Implementation of a large liquid biopsy genomic profiling assay in a decentralised setting

Implementation of a large liquid biopsy genomic profiling assay in a decentralised setting

Large panel (300+ genes) liquid biopsy assays hold the promise of delivering comprehensive genomic insights from a simple blood draw, but many laboratories hesitate to bring this in house due to perceived cost, technical and operational challenges.

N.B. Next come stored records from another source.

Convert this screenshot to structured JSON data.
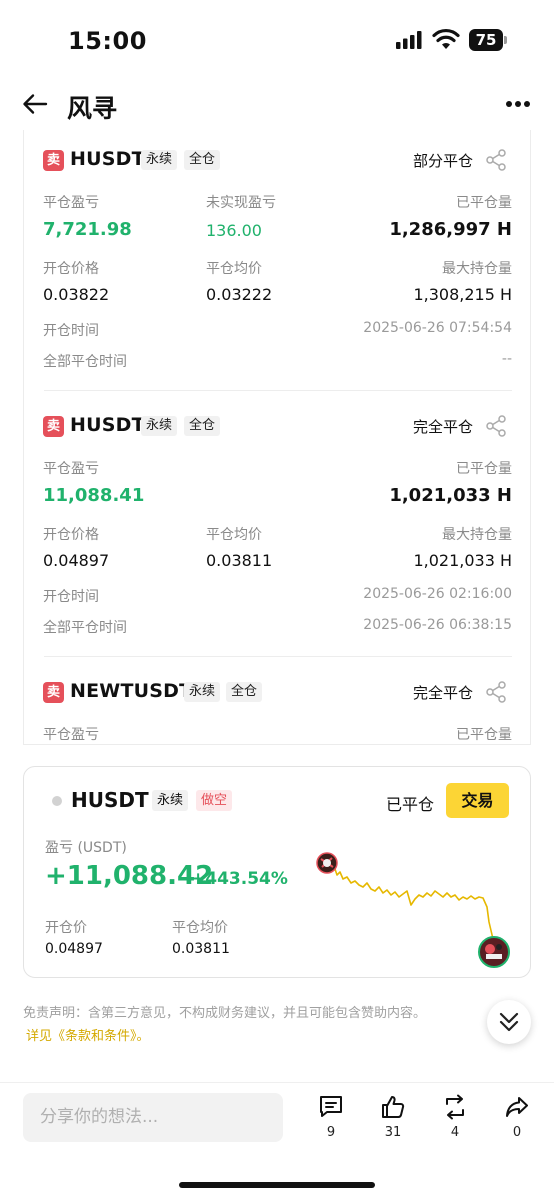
{
  "status_bar": {
    "time": "15:00",
    "battery": "75"
  },
  "nav": {
    "title": "风寻"
  },
  "history": [
    {
      "side_badge": "卖",
      "symbol": "HUSDT",
      "tag_contract": "永续",
      "tag_margin": "全仓",
      "close_status": "部分平仓",
      "pnl_label": "平仓盈亏",
      "pnl_value": "7,721.98",
      "unrealized_label": "未实现盈亏",
      "unrealized_value": "136.00",
      "closed_qty_label": "已平仓量",
      "closed_qty_value": "1,286,997 H",
      "open_price_label": "开仓价格",
      "open_price_value": "0.03822",
      "avg_close_label": "平仓均价",
      "avg_close_value": "0.03222",
      "max_pos_label": "最大持仓量",
      "max_pos_value": "1,308,215 H",
      "open_time_label": "开仓时间",
      "open_time_value": "2025-06-26 07:54:54",
      "close_time_label": "全部平仓时间",
      "close_time_value": "--"
    },
    {
      "side_badge": "卖",
      "symbol": "HUSDT",
      "tag_contract": "永续",
      "tag_margin": "全仓",
      "close_status": "完全平仓",
      "pnl_label": "平仓盈亏",
      "pnl_value": "11,088.41",
      "closed_qty_label": "已平仓量",
      "closed_qty_value": "1,021,033 H",
      "open_price_label": "开仓价格",
      "open_price_value": "0.04897",
      "avg_close_label": "平仓均价",
      "avg_close_value": "0.03811",
      "max_pos_label": "最大持仓量",
      "max_pos_value": "1,021,033 H",
      "open_time_label": "开仓时间",
      "open_time_value": "2025-06-26 02:16:00",
      "close_time_label": "全部平仓时间",
      "close_time_value": "2025-06-26 06:38:15"
    },
    {
      "side_badge": "卖",
      "symbol": "NEWTUSDT",
      "tag_contract": "永续",
      "tag_margin": "全仓",
      "close_status": "完全平仓",
      "pnl_label": "平仓盈亏",
      "closed_qty_label": "已平仓量"
    }
  ],
  "position_card": {
    "symbol": "HUSDT",
    "tag_contract": "永续",
    "tag_direction": "做空",
    "status": "已平仓",
    "trade_button": "交易",
    "pnl_label": "盈亏 (USDT)",
    "pnl_value": "+11,088.42",
    "pnl_percent": "+443.54%",
    "open_price_label": "开仓价",
    "open_price_value": "0.04897",
    "avg_close_label": "平仓均价",
    "avg_close_value": "0.03811",
    "line_color": "#e6b800"
  },
  "disclaimer": {
    "text": "免责声明：含第三方意见，不构成财务建议，并且可能包含赞助内容。",
    "link": "详见《条款和条件》。"
  },
  "bottom_bar": {
    "comment_placeholder": "分享你的想法...",
    "comments": "9",
    "likes": "31",
    "reposts": "4",
    "shares": "0"
  },
  "colors": {
    "green": "#20b26c",
    "red": "#e5505a",
    "yellow": "#fcd535"
  }
}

Recent advances are rapidly changing this landscape. Improvements in library preparation workflows, decreasing cost per sample—even at smaller batch sizes—and compatibility with mid-throughput sequencing instruments are making liquid biopsy CGP research more accessible than ever. Compared to FFPE tissue, plasma workflows can also offer shorter turnaround times and streamlined laboratory processes, enabling laboratories to deliver genomic insights when tissue is limited, unavailable, or results are needed quickly.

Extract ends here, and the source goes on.